Ben bu romanı okurken çok büyük zevk aldım ama çoğu yerde fazlasıyla betimlemeye ve açıklamaya yer verilmiş. Bu yüzden kitabı okurken sıkıldığım zamanlar olmadı değil. Onun dışında kitapta bir sorun görmedim. Gerçekten herkese tavsiye edebileceğim bir kitap...

13 Aralık 2015 Pazar

Mehmet Rauf Eylül Romanı (özet, karakterler, yazar hakkında vb.)

MEHMET RAUF'UN EYLÜL ROMANI

Mehmet Rauf'un Eylül adlı romanı Türk Edebiyatının ilk psikolojik romanıdır.Bu roman 1900 yılında Servet-i Fünun dergisinde yayımlanmaya başlamış, 1901 yılında ise kitap halinde basılmıştır. Roman 22 bölümden oluşmaktadır. Mehmet Rauf bu romanı Halit Ziya'ya ithaf etmiştir.

Eylül romanında olaylardan çok kahramanların iç dünyası okuyucuya yansıtılmıştır. Romanda evli bir kadın ile bu kadının evine gidip gelen bir akrabasının yasak aşkı anlatılır.
Suad bir yanda kocasına duyduğu bağlılık ile diğer yanda Necip'e duyduğu aşk arasında çırpınıp durur. Necip ise bir yanda Süreyya ile devam eden dostluğu diğer yanda ise Suad'a olan aşkı arasında bocalar. Mehmet Rauf Eylül romanında bu iki aşığın psikolojilerini, imkansızlıklarını, iç çöküşlerini ve vicdan azaplarını başarılı bir şekilde kaleme almıştır.


KİTAPTA GEÇEN YERLER
Bağ Evi: Bütün ailenin yazı geçirmek için topladıkları yerdir. Burda ıstırap ve sıkıntı çekmişlerdir. Bağ evinde Hanımefendi, Beyefendi, Suad, Süreyya, Hacer ve Fatin kalmıştır.

Boğazdaki Yalı: Suad'ın babasının gönderdiği para ile kiralanan yerdir. Temiz, ferah ve sakin bir yerdir. Burda Süreyya mutlu bir şekilde  vakit geçirirken Suad yalnız kalmış ve Necip ile aşk yaşamaya başlamıştır.

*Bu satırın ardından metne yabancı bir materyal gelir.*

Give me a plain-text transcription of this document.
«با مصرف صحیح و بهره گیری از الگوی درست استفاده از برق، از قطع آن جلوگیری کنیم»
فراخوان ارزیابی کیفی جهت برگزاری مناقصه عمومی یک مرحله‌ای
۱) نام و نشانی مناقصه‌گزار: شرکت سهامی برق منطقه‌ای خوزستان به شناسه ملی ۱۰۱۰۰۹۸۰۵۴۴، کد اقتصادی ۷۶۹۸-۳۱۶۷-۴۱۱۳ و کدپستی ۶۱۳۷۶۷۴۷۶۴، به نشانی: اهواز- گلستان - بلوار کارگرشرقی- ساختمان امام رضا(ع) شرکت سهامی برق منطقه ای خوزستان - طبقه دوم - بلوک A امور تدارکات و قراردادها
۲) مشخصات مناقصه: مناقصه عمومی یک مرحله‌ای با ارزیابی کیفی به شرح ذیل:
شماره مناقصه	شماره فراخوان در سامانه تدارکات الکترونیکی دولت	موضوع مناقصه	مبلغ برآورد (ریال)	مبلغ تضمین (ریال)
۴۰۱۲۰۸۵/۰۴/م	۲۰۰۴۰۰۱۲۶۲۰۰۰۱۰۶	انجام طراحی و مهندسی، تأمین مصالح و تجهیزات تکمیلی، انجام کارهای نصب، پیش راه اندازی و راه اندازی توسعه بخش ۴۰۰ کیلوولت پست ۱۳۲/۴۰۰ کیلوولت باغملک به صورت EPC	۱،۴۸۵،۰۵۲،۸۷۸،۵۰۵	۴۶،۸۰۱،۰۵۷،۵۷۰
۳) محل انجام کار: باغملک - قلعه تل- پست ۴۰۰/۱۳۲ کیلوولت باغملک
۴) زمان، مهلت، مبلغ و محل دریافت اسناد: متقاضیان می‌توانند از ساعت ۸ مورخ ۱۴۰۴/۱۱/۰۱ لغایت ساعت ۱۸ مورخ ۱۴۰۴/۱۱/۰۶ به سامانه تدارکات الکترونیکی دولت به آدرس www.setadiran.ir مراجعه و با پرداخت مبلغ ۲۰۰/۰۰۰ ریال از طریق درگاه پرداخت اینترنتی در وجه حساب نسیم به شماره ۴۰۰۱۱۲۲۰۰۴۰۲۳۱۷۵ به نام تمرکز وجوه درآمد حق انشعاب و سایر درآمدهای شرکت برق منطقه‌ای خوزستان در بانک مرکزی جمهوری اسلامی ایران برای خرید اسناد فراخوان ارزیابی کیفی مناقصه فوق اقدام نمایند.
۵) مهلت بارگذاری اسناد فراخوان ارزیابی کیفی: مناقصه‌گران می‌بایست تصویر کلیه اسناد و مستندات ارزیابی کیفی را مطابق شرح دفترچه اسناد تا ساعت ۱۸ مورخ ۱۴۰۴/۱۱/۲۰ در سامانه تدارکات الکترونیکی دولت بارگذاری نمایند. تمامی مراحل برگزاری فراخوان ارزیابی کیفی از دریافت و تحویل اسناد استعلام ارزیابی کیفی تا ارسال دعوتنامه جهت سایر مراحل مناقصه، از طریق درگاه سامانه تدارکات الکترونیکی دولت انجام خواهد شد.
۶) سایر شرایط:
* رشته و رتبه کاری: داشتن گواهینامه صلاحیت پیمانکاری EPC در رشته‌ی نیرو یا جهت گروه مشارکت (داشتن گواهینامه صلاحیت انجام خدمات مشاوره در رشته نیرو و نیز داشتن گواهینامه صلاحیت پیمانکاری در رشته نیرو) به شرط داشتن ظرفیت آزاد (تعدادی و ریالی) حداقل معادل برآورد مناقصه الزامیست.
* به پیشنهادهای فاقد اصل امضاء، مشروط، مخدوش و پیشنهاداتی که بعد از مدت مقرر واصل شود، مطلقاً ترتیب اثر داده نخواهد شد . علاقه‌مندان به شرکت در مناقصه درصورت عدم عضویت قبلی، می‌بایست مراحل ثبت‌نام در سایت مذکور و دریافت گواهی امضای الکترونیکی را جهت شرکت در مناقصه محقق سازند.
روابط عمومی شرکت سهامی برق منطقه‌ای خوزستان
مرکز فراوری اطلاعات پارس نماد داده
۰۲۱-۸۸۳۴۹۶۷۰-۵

Köşk :Suad ile Süreyya yalıdan apar topar buraya dönmüşlerdir. Burda Hacer'in baskıları yüzünden hapishane gibi bir ortam oluşmuştur. Romanın sonunda konakta yangın çıkmış, Suad ile Necip yanarak can vermişlerdir.

KİTAPTA GEÇEN ZAMAN
Mehmet Rauf'un Eylül romanı 1900 yılında yayımlanmaya başlamıştır. Servet i Fünun dönemine aittir.
Romanda geçen olaylar bir nisan günü başlar. Eylül ayında biter. Zamanın büyük çoğunluğu yaz ayında geçer.


KİTABIN KONUSU
İlk psikolojik roman kabul edilen Eylül kitabında Süreyya,karısı Suad ve akrabaları olan Necip Bey ile yaşadıkları olaylar anlatılmaktadır Kitabın ana konusu ise Suad ile Necib arasında geçen yasak aşktır.





KİTABIN ÖZETİ
Süreyya; eşi Suad, kardeşi Hacer ve onun kocası ile Bakırköy'de uzak bir bağ evinde oturmaktadır. Böyle bir yerde oturmak onu sıkar. Bir de üstüne Hacer'in baskıları ve kendilerine her fırsatta sataşmaları onu iyice bunaltır. Onun isteği eşi Suad ile sakin, denize yakın bir yalıda yaşamaktır.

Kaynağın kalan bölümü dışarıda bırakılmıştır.